AFTER being positively identified with high definition video footage more than two kilometres below the sea surface, the first images of the AHS Centaur have been revealed.

Shipwreck hunters took the underwater footage of the Centaur at 2.50am (AEST) yesterday during a six-hour mission to the wreck.

Shipwreck hunter, David Mearns, along with a crew of 33 and a submarine robot, identified the ship’s Red Cross, a distinctive star on the bow, and a corroded identification number.

Other features of the ship identified included the mast, anchor and guard rails.

Mr Mearns, who located the Centaur wreck off the coast of Morton Island in December last year, said some sections of the wreck were badly damaged.

According to Mr Mearns, pictures revealed the bow almost completely severed from the rest of the hull around the area where the torpedo hit.

Historian and former chairman of the Centaur Commemoration Committee, Warren Keats, said he was excited and eager see the first images of the infamous ship.

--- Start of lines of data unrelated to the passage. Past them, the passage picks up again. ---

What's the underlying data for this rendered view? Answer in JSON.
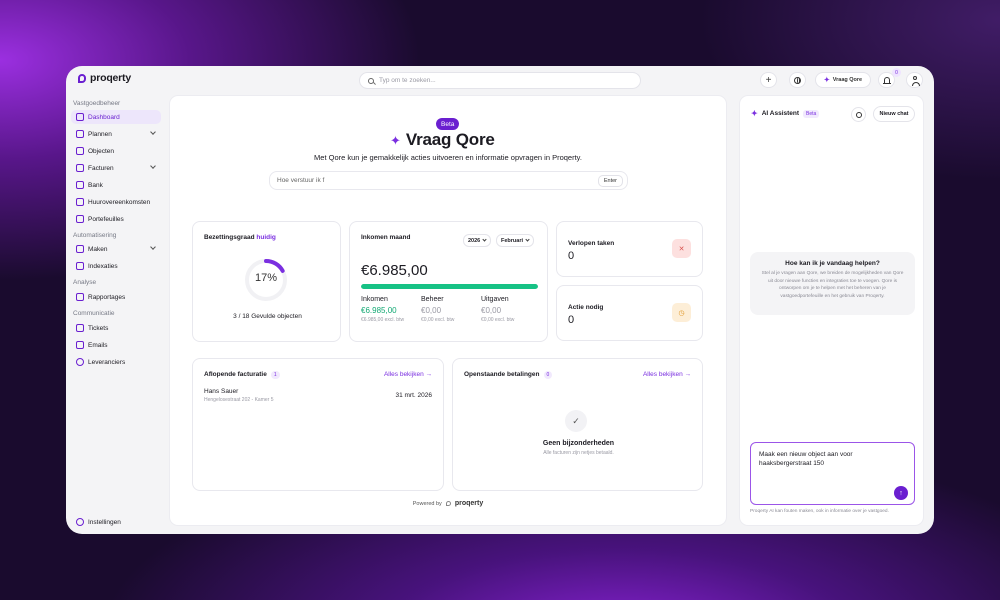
{
  "app": {
    "logo_text": "proqerty"
  },
  "topbar": {
    "search_placeholder": "Typ om te zoeken...",
    "plus_label": "+",
    "ask_qore_label": "Vraag Qore",
    "notifications_count": "0"
  },
  "sidebar": {
    "section_vastgoed": "Vastgoedbeheer",
    "dashboard": "Dashboard",
    "plannen": "Plannen",
    "objecten": "Objecten",
    "facturen": "Facturen",
    "bank": "Bank",
    "huurovereenkomsten": "Huurovereenkomsten",
    "portefeuilles": "Portefeuilles",
    "section_automatisering": "Automatisering",
    "maken": "Maken",
    "indexaties": "Indexaties",
    "section_analyse": "Analyse",
    "rapportages": "Rapportages",
    "section_communicatie": "Communicatie",
    "tickets": "Tickets",
    "emails": "Emails",
    "leveranciers": "Leveranciers",
    "instellingen": "Instellingen"
  },
  "hero": {
    "badge": "Beta",
    "title": "Vraag Qore",
    "subtitle": "Met Qore kun je gemakkelijk acties uitvoeren en informatie opvragen in Proqerty.",
    "input_value": "Hoe verstuur ik f",
    "enter_label": "Enter"
  },
  "bezetting": {
    "title": "Bezettingsgraad",
    "title_accent": "huidig",
    "percent_label": "17%",
    "percent_value": 17,
    "subtitle": "3 / 18 Gevulde objecten"
  },
  "inkomen": {
    "title": "Inkomen maand",
    "year": "2026",
    "month": "Februari",
    "amount": "€6.985,00",
    "progress": 1.0,
    "cols": [
      {
        "label": "Inkomen",
        "value": "€6.985,00",
        "ex": "€6.985,00 excl. btw"
      },
      {
        "label": "Beheer",
        "value": "€0,00",
        "ex": "€0,00 excl. btw"
      },
      {
        "label": "Uitgaven",
        "value": "€0,00",
        "ex": "€0,00 excl. btw"
      }
    ]
  },
  "verlopen": {
    "title": "Verlopen taken",
    "count": "0"
  },
  "actie": {
    "title": "Actie nodig",
    "count": "0"
  },
  "facturatie": {
    "title": "Aflopende facturatie",
    "count": "1",
    "see_all": "Alles bekijken →",
    "row": {
      "name": "Hans Sauer",
      "address": "Hengelosestraat 202 - Kamer 5",
      "date": "31 mrt. 2026"
    }
  },
  "betalingen": {
    "title": "Openstaande betalingen",
    "count": "0",
    "see_all": "Alles bekijken →",
    "empty_title": "Geen bijzonderheden",
    "empty_sub": "Alle facturen zijn netjes betaald."
  },
  "powered": {
    "label": "Powered by",
    "brand": "proqerty"
  },
  "ai": {
    "title": "AI Assistent",
    "beta": "Beta",
    "new_chat": "Nieuw chat",
    "help_title": "Hoe kan ik je vandaag helpen?",
    "help_text": "Stel al je vragen aan Qore, we breiden de mogelijkheden van Qore uit door nieuwe functies en integraties toe te voegen. Qore is ontworpen om je te helpen met het beheren van je vastgoedportefeuille en het gebruik van Proqerty.",
    "prompt_value": "Maak een nieuw object aan voor haaksbergerstraat 150",
    "send": "↑",
    "disclaimer": "Proqerty AI kan fouten maken, ook in informatie over je vastgoed."
  },
  "colors": {
    "accent": "#6a1fd0",
    "success": "#16c285"
  }
}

“It draws a line under this saga that has been going on for 60 years,” Mr Keats said.

“We knew it was in very deep water, so it’s unlikely to have been disturbed.

“This means hopefully there’ll be some good photos of it.”

Mr Keats said the historic location was likely to be declared a war grave.

“We have been thinking about this ship and its story for a long time,” he said

“I am very interested to see what shows up and what it looks like.

“It would mean a great deal to families, to be able to have a photograph they can look at and concentrate on, to visually study the images and to relate them to their lost loved ones.”

The Centaur was torpedoed by a Japanese submarine off the Queensland coast during World War II in 1943, killing 268 of the 332 people on board.

Mr Means said he was uncertain when the best time to lay a memorial plaque for the victims was, but said it would be soon.

All Centaur footage will be shot more than one metre away from the wreck, as it remains protected under the Commonwealth’s Historic Shipwrecks Act of 1976.